By default, we set all spin up for the initial configuration. This induces a bias for short simulations (but can help avoid the formation of domains); you can instead randomize the initial configuration by ticking the checkbox "Randomize initial spin configuration".
Running the simulation and output plots¶
Click the "Run simulation" button to start the simulation with the selected parameters.
In particular, the figures above the controls display the time evolution of the last simulation that was executed. The figure on the left shows the spin configuration. A yellow pixel represents a spin up and blue represents a spin down. After the simulation finished, you can click "Play" to view the evolution of the simulation step by step (or drag manually the "Frame" slider). The figure on the top right shows the evolution of the magnetization per spin over the simulation as a function of the Monte Carlo simulation step number. The figure on the bottom right shows the total energy as a function of the step number.
In addition, at every new simulation, a new green point is added to the bottom plot, showing the magnetization per spin as a function of temperature $T$. The analytical exact solution for the chosen value of $J$ is also shown (see Wikipedia page on the square lattice Ising model for more details on the exact solution).
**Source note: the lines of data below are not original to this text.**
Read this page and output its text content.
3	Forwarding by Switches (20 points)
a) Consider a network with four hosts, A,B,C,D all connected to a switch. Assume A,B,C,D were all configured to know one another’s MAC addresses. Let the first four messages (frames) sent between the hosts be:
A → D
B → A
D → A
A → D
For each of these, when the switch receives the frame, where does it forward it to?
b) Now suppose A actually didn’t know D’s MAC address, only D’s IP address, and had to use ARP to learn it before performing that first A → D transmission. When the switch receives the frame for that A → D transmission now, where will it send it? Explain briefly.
Note that when a random initial configuration is selected instead of all spin up, there shall be both blue and red curves for the analytical solution due to the possibility of having negative magnetization in that case.
Changing any slider (except for the temperature slider) will reset the bottom plot. You can change the temperature and run the simulation multiple times to compare the analytical solution with the results of the simulation.